DID is a rare condition that affects around 1% of the community population. A person while suffering from DID experiences the presence of two or more distinct identities or personality states. Among these, at least two personalities recurrently take control of the person’s behaviour. The person often becomes forgetful about his/her actions when he/she is into his/her altered personality. Dissociative disorders cause disruptions or breakdowns of memory, consciousness or awareness, identity and perception. Dissociation is thought of as a coping mechanism that a person uses to disconnect from a stressful or traumatic situation. It breaks all the connection between the person and the outside world to protect himself/herself from the traumatic consequences that he/she has experienced earlier.

Causes of Dissociative Identity Disorder

The cause of DID is still unclear but the psychological theory explains that this disease stems from severe traumatic experiences in childhood. Children who have been physically or sexually abused are more likely to develop dissociative identity disorder in adulthood. Additionally, people who have post-traumatic stress disorder and borderline personality disorder have a risk of developing dissociative identity disorder.

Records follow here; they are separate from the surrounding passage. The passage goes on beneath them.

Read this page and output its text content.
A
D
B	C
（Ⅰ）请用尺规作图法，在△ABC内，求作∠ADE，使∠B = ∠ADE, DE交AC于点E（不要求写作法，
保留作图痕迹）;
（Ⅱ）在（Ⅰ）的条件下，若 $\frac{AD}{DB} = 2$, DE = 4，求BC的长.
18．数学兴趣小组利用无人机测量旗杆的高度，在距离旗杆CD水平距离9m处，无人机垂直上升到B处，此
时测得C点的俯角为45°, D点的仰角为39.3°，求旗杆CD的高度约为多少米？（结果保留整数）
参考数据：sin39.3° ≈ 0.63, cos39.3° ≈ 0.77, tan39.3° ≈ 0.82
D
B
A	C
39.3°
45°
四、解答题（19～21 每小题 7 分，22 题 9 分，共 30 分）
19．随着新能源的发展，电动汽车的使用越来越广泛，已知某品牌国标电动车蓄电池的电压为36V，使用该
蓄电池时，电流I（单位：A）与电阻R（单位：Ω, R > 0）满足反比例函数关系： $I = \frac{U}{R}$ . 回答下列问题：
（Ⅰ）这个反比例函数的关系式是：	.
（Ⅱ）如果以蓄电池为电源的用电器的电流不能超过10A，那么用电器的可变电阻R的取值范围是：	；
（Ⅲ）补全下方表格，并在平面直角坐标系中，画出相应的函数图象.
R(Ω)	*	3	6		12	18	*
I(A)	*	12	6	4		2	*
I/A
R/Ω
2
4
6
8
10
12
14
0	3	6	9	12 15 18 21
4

It is a complex and chronic post-traumatic psychopathology closely related to severe, particularly early, child abuse.

Clinical Features

The main symptom of dissociative identity disorder (DID) is a person’s identity being involuntarily split between at least two distinct identities. The signs and symptoms include amnesia, two different personalities, blackouts, sleepwalking, automatic writing, social withdrawal, auditory hallucinations, inappropriate sexual behaviour, hostility, difficulty trusting others, referring to oneself as “we”. DID is characterized by the existence of two or more distinct personalities. One is the person’s usual (core) personality and others are known as alternate personalities or alters. The person may experience amnesia when an alter takes control over the person’s core personality. Other symptoms might include:

i. Dissociative Amnesia- This is a type of memory loss that involves disruption of memory, consciousness, identity and perception.
ii. Dissociative Fugue- It is reversible amnesia where a person loses awareness of his/her identity.
iii. Blurred Identity- This is a terrible situation for a person as it makes him/her helpless. The individual starts feeling like two or more people are talking in his head.

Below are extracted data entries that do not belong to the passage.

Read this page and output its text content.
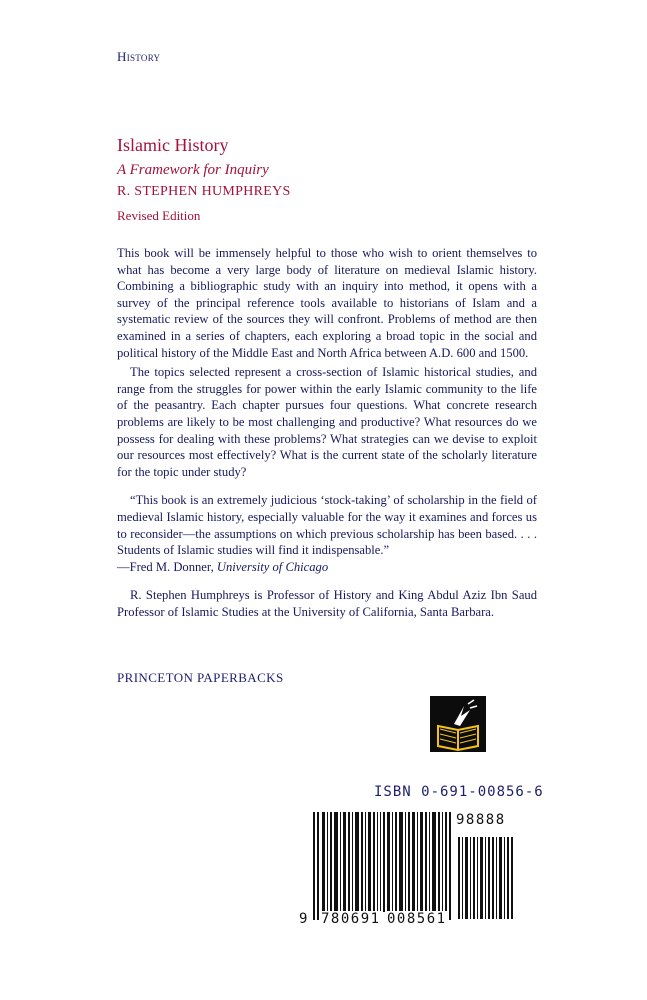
History
Islamic History
A Framework for Inquiry
R. STEPHEN HUMPHREYS
Revised Edition

This book will be immensely helpful to those who wish to orient themselves to what has become a very large body of literature on medieval Islamic history. Combining a bibliographic study with an inquiry into method, it opens with a survey of the principal reference tools available to historians of Islam and a systematic review of the sources they will confront. Problems of method are then examined in a series of chapters, each exploring a broad topic in the social and political history of the Middle East and North Africa between A.D. 600 and 1500.

The topics selected represent a cross-section of Islamic historical studies, and range from the struggles for power within the early Islamic community to the life of the peasantry. Each chapter pursues four questions. What concrete research problems are likely to be most challenging and productive? What resources do we possess for dealing with these problems? What strategies can we devise to exploit our resources most effectively? What is the current state of the scholarly literature for the topic under study?

“This book is an extremely judicious ‘stock-taking’ of scholarship in the field of medieval Islamic history, especially valuable for the way it examines and forces us to reconsider—the assumptions on which previous scholarship has been based. . . . Students of Islamic studies will find it indispensable.”

—Fred M. Donner, University of Chicago

R. Stephen Humphreys is Professor of History and King Abdul Aziz Ibn Saud Professor of Islamic Studies at the University of California, Santa Barbara.

PRINCETON PAPERBACKS
ISBN 0-691-00856-6
98888
9 780691 008561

Treatment of Dissociative Identity Disorder

There are no specific drugs to cure this disorder, but treatment aims to integrate the disparate personalities back into a single personality. For this, the dominant personality must be made conscious of the existence of the other personalities.
i. Psychotherapy is the mainstay of the treatment of DID. The symptoms of DID must be closely observed and if a person frequently suffers from dissociative episodes, flashbacks, and self-destructive and suicidal impulses, the individual must be removed from all toxic environments that could trigger these dissociative behaviours. Individuals must learn to deal with dissociation and intense affects such as rage, terror, and despair through means of psychotherapy.
ii. Hypnosis is another mode of treatment that sometimes helps increase the information about the person who is suffering from DID, thereby increasing the control they have over those states when they change from one personality state to another.
iii. As DID is often associated with severe depression, electroconvulsive therapy (ECT) can be a viable treatment when the combination of psychotherapy and medication fails to relieve symptoms.

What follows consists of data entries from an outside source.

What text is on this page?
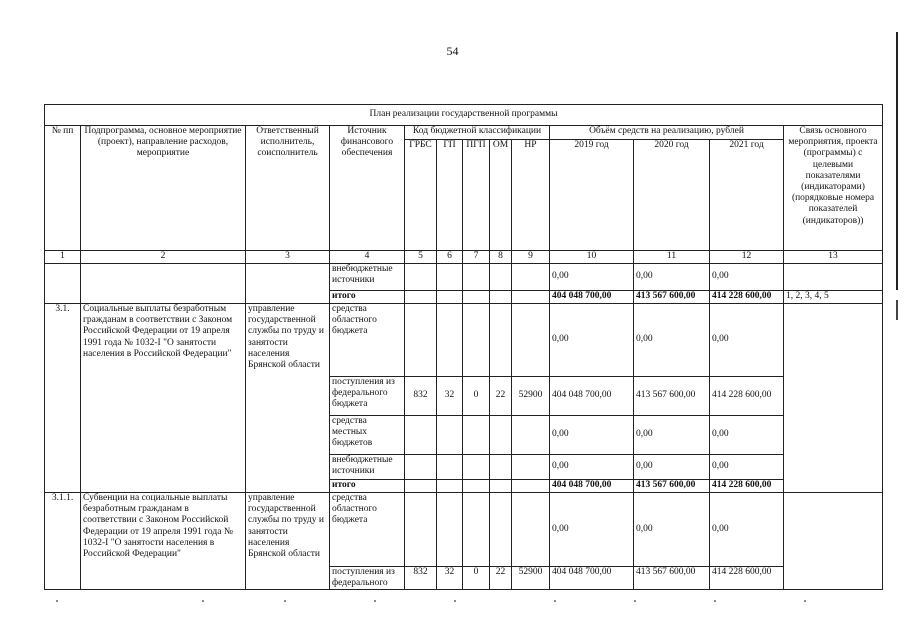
54
План реализации государственной программы												
№ пп	Подпрограмма, основное мероприятие (проект), направление расходов, мероприятие	Ответственный исполнитель, соисполнитель	Источник финансового обеспечения	Код бюджетной классификации					Объём средств на реализацию, рублей			Связь основного мероприятия, проекта (программы) с целевыми показателями (индикаторами) (порядковые номера показателей (индикаторов))
				ГРБС	ГП	ПГП	ОМ	НР	2019 год	2020 год	2021 год	
1	2	3	4	5	6	7	8	9	10	11	12	13
			внебюджетные источники						0,00	0,00	0,00	
			итого						404 048 700,00	413 567 600,00	414 228 600,00	1, 2, 3, 4, 5
3.1.	Социальные выплаты безработным гражданам в соответствии с Законом Российской Федерации от 19 апреля 1991 года № 1032-I "О занятости населения в Российской Федерации"	управление государственной службы по труду и занятости населения Брянской области	средства областного бюджета						0,00	0,00	0,00	
			поступления из федерального бюджета	832	32	0	22	52900	404 048 700,00	413 567 600,00	414 228 600,00	
			средства местных бюджетов						0,00	0,00	0,00	
			внебюджетные источники						0,00	0,00	0,00	
			итого						404 048 700,00	413 567 600,00	414 228 600,00	
3.1.1.	Субвенции на социальные выплаты безработным гражданам в соответствии с Законом Российской Федерации от 19 апреля 1991 года № 1032-I "О занятости населения в Российской Федерации"	управление государственной службы по труду и занятости населения Брянской области	средства областного бюджета						0,00	0,00	0,00	
			поступления из федерального	832	32	0	22	52900	404 048 700,00	413 567 600,00	414 228 600,00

As the origin of dissociative identity disorder in most individuals remains related to exposure to traumatic events, prevention for this disorder involves minimizing the exposure to traumatic events and helping survivors come out of it in a healthy way.

The lack of specific drug treatment and the rewarding outcome of psychotherapy in dissociative disorders make these clinical phenomena an avenue for innovation in psychiatry. Nevertheless, this avenue is promising for further illumination of the operations of the human mind when unexpected deviations of external reality challenge its capacity for adaptation and survival.